If there are 17.5M concentration points (1 for every 10 electricity meters), a carrier would have to charge $5/month per concentration point for the total available market to exceed $1 billion a year. There may be some justification to the $5/month number. This is what Aeris used to charge its M2M customers according to an April 2005 story in Forbes. However, by 2015 and with all the competitors in this market, I would be surprised if any carrier can charge a utility more than $2/month per concentration point. At that number, the total available market would be little over $400M/year.

Utilities have strong incentives to go for cap-ex that reduces recurring cost

Over the next few years, utilities will have access to billions of dollars of stimulus money. In addition, unfortunately, regulators are agreeing to levy a surcharge of $3-$4 per month for over a decade on consumers in the name of grid modernization.

Take CenterPoint Energy’s 2.4 million smart meter deployment in Houston as an example. Itron has offered to create meters that can be meshed, and GE is providing WiMAX radios to connect mesh concentration points. This is also the deployment in which regulators have allowed CenterPoint to charge each consumer over $3/month for 12 years for grid modernization.
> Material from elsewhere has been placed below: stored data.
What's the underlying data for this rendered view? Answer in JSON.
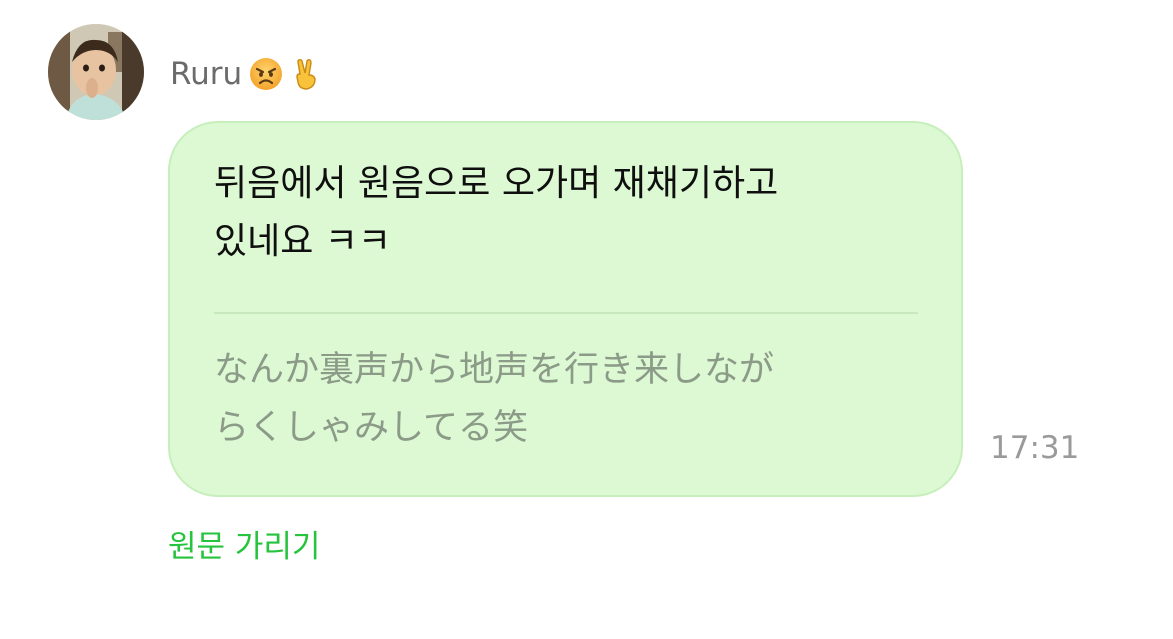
{
  "sender": {
    "name": "Ruru",
    "emojis": [
      "😠",
      "✌"
    ]
  },
  "message": {
    "translated_text": "뒤음에서 원음으로 오가며 재채기하고\n있네요 ㅋㅋ",
    "original_text": "なんか裏声から地声を行き来しなが\nらくしゃみしてる笑",
    "time": "17:31"
  },
  "actions": {
    "hide_original_label": "원문 가리기"
  },
  "colors": {
    "bubble_bg": "#dcf9d3",
    "bubble_border": "#c6efbb",
    "link_green": "#26c33d",
    "original_text": "#8c9a88"
  }
}
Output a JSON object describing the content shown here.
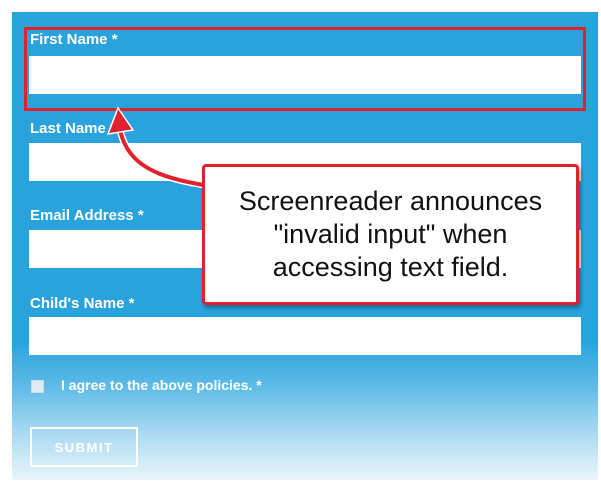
{
  "form": {
    "first_name_label": "First Name *",
    "last_name_label": "Last Name *",
    "email_label": "Email Address *",
    "child_name_label": "Child's Name *",
    "first_name_value": "",
    "last_name_value": "",
    "email_value": "",
    "child_name_value": "",
    "agree_label": "I agree to the above policies. *",
    "agree_checked": false,
    "submit_label": "SUBMIT"
  },
  "annotation": {
    "lines": [
      "Screenreader announces",
      "\"invalid input\" when",
      "accessing text field."
    ],
    "highlight_color": "#e1212d"
  },
  "colors": {
    "form_background": "#2aa3dd",
    "label_text": "#ffffff",
    "annotation_red": "#e1212d"
  },
  "icons": {
    "arrow": "curved-arrow-icon"
  }
}
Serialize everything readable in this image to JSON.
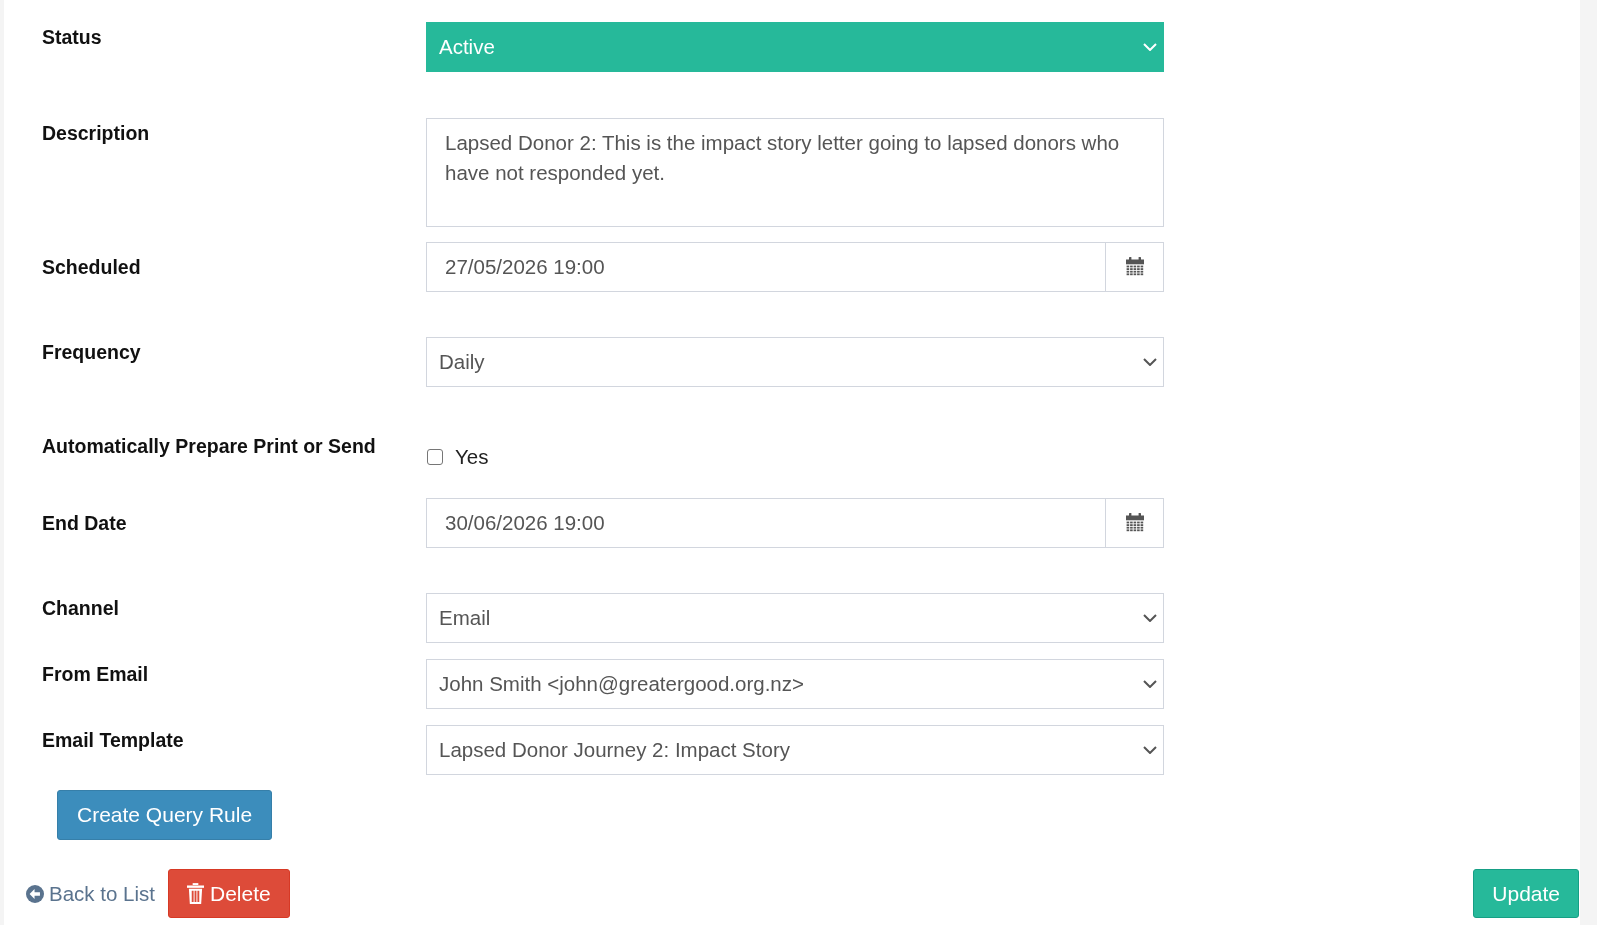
{
  "fields": [
    {
      "label": "Status",
      "kind": "select",
      "value": "Active",
      "color": "#26b99a"
    },
    {
      "label": "Description",
      "kind": "textarea",
      "value": "Lapsed Donor 2: This is the impact story letter going to lapsed donors who have not responded yet."
    },
    {
      "label": "Scheduled",
      "kind": "date",
      "value": "27/05/2026 19:00"
    },
    {
      "label": "Frequency",
      "kind": "select",
      "value": "Daily"
    },
    {
      "label": "Automatically Prepare Print or Send",
      "kind": "checkbox",
      "option": "Yes",
      "checked": false
    },
    {
      "label": "End Date",
      "kind": "date",
      "value": "30/06/2026 19:00"
    },
    {
      "label": "Channel",
      "kind": "select",
      "value": "Email"
    },
    {
      "label": "From Email",
      "kind": "select",
      "value": "John Smith <john@greatergood.org.nz>"
    },
    {
      "label": "Email Template",
      "kind": "select",
      "value": "Lapsed Donor Journey 2: Impact Story"
    }
  ],
  "query_button": "Create Query Rule",
  "footer": {
    "back_link": "Back to List",
    "delete_button": "Delete",
    "update_button": "Update"
  }
}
In my opinion, it is much more cost efficient (cap-ex and continuing op-ex) for a utility to integrate low-cost, high-volume cellular (GSM/CDMA/UMTS) modem in meters and negotiate long-term deals with public network providers rather than build a private radio network. But, I guess, that would not create as many “green jobs”!

Comments?

Smart Meters is just something I have been reading about recently. If you have a different view on the topics in this post, please do share.

Notes:
1. Itron investor presentation provides information on number of utility meters in North America and other parts of the world.
2. Interesting article in the MIT Technology Review (registration required) on how the rush to create “green jobs” in the stimulus bill may be hurting technology and innovation.